Question

A 12-bit Hamming code whose Hexadecimal value is 0xE4F arrives at the receiver. What was the original value in Hex. Assume 1-bit error at most. b) ( 2 points) The code in part (a) needs/has 4 check bits to correct a single bit error. What is the maximum number of data bits that can be coded with r=4 check bits?

Answer 1

A 12-bit Hamming code with a hexadecimal value of 0xE4F can be represented as 0xF in hexadecimal. With 4 check bits, the maximum number of data bits that can be coded is 11.

Step-by-step explanation:

In this question, we are given a 12-bit Hamming code with a hexadecimal value of 0xE4F. To find the original value in hexadecimal, we need to remove the parity bits and keep only the data bits. The Hamming code has 8 data bits, so the original value can be represented as 0xF.

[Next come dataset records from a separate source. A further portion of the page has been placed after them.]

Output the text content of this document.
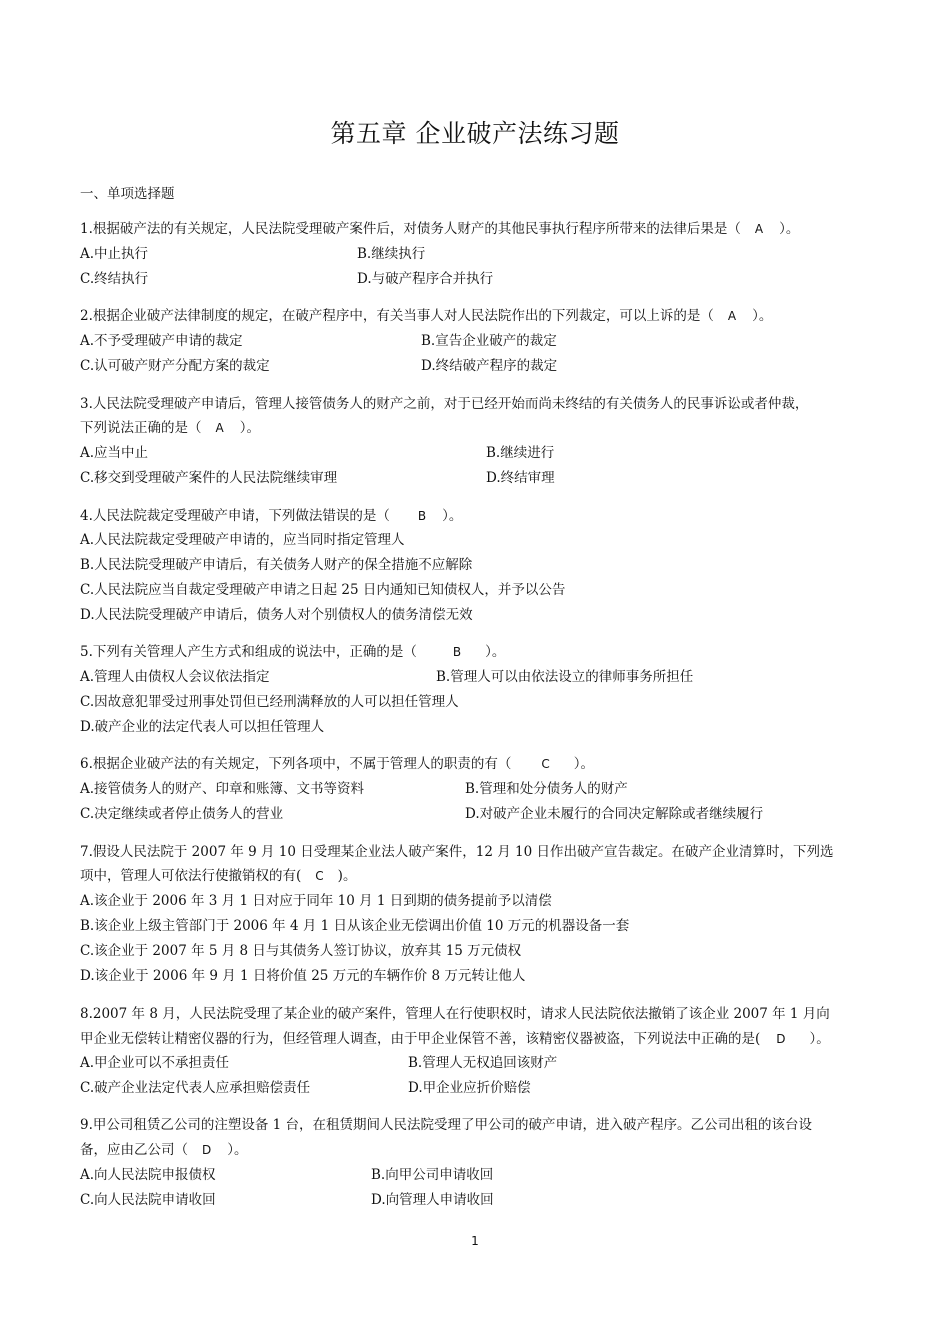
第五章 企业破产法练习题
一、单项选择题
1.根据破产法的有关规定，人民法院受理破产案件后，对债务人财产的其他民事执行程序所带来的法律后果是（ A ）。
A.中止执行	B.继续执行
C.终结执行	D.与破产程序合并执行
2.根据企业破产法律制度的规定，在破产程序中，有关当事人对人民法院作出的下列裁定，可以上诉的是（ A ）。
A.不予受理破产申请的裁定	B.宣告企业破产的裁定
C.认可破产财产分配方案的裁定	D.终结破产程序的裁定
3.人民法院受理破产申请后，管理人接管债务人的财产之前，对于已经开始而尚未终结的有关债务人的民事诉讼或者仲裁，
下列说法正确的是（ A ）。
A.应当中止	B.继续进行
C.移交到受理破产案件的人民法院继续审理	D.终结审理
4.人民法院裁定受理破产申请，下列做法错误的是（ B ）。
A.人民法院裁定受理破产申请的，应当同时指定管理人
B.人民法院受理破产申请后，有关债务人财产的保全措施不应解除
C.人民法院应当自裁定受理破产申请之日起 25 日内通知已知债权人，并予以公告
D.人民法院受理破产申请后，债务人对个别债权人的债务清偿无效
5.下列有关管理人产生方式和组成的说法中，正确的是（	B ）。
A.管理人由债权人会议依法指定	B.管理人可以由依法设立的律师事务所担任
C.因故意犯罪受过刑事处罚但已经刑满释放的人可以担任管理人
D.破产企业的法定代表人可以担任管理人
6.根据企业破产法的有关规定，下列各项中，不属于管理人的职责的有（	C ）。
A.接管债务人的财产、印章和账簿、文书等资料	B.管理和处分债务人的财产
C.决定继续或者停止债务人的营业	D.对破产企业未履行的合同决定解除或者继续履行
7.假设人民法院于 2007 年 9 月 10 日受理某企业法人破产案件，12 月 10 日作出破产宣告裁定。在破产企业清算时，下列选
项中，管理人可依法行使撤销权的有( C )。
A.该企业于 2006 年 3 月 1 日对应于同年 10 月 1 日到期的债务提前予以清偿
B.该企业上级主管部门于 2006 年 4 月 1 日从该企业无偿调出价值 10 万元的机器设备一套
C.该企业于 2007 年 5 月 8 日与其债务人签订协议，放弃其 15 万元债权
D.该企业于 2006 年 9 月 1 日将价值 25 万元的车辆作价 8 万元转让他人
8.2007 年 8 月，人民法院受理了某企业的破产案件，管理人在行使职权时，请求人民法院依法撤销了该企业 2007 年 1 月向
甲企业无偿转让精密仪器的行为，但经管理人调查，由于甲企业保管不善，该精密仪器被盗，下列说法中正确的是( D ）。
A.甲企业可以不承担责任	B.管理人无权追回该财产
C.破产企业法定代表人应承担赔偿责任	D.甲企业应折价赔偿
9.甲公司租赁乙公司的注塑设备 1 台，在租赁期间人民法院受理了甲公司的破产申请，进入破产程序。乙公司出租的该台设
备，应由乙公司（ D ）。
A.向人民法院申报债权	B.向甲公司申请收回
C.向人民法院申请收回	D.向管理人申请收回
1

For part (b), we are asked about the maximum number of data bits that can be coded with 4 check bits. The number of check bits can be calculated using the formula 2^r ≥ m + r + 1, where r is the number of check bits and m is the number of data bits. Solving this equation, we find that for 4 check bits, we can code a maximum of 11 data bits.

Answer 2

The original value in Hex is 0xE0F. The maximum number of data bits that can be coded with 4 check bits is 11.

Step-by-step explanation:

The hexadecimal value 0xE4F represents a 12-bit Hamming code. To find the original value, we need to convert it back to binary and then correct any errors. The binary representation of 0xE4F is 111001001111. By checking the parity bits, we find that the error is in the third bit. Correcting the error, we get the binary value 111000001111, which is equivalent to the hexadecimal value 0xE0F.

In part (b), a 12-bit Hamming code with 4 check bits can correct a single-bit error. To find the maximum number of data bits that can be coded with 4 check bits, we use the formula 2^r - r - 1, where r is the number of check bits. In this case, 2^4 - 4 - 1 = 11 data bits can be coded.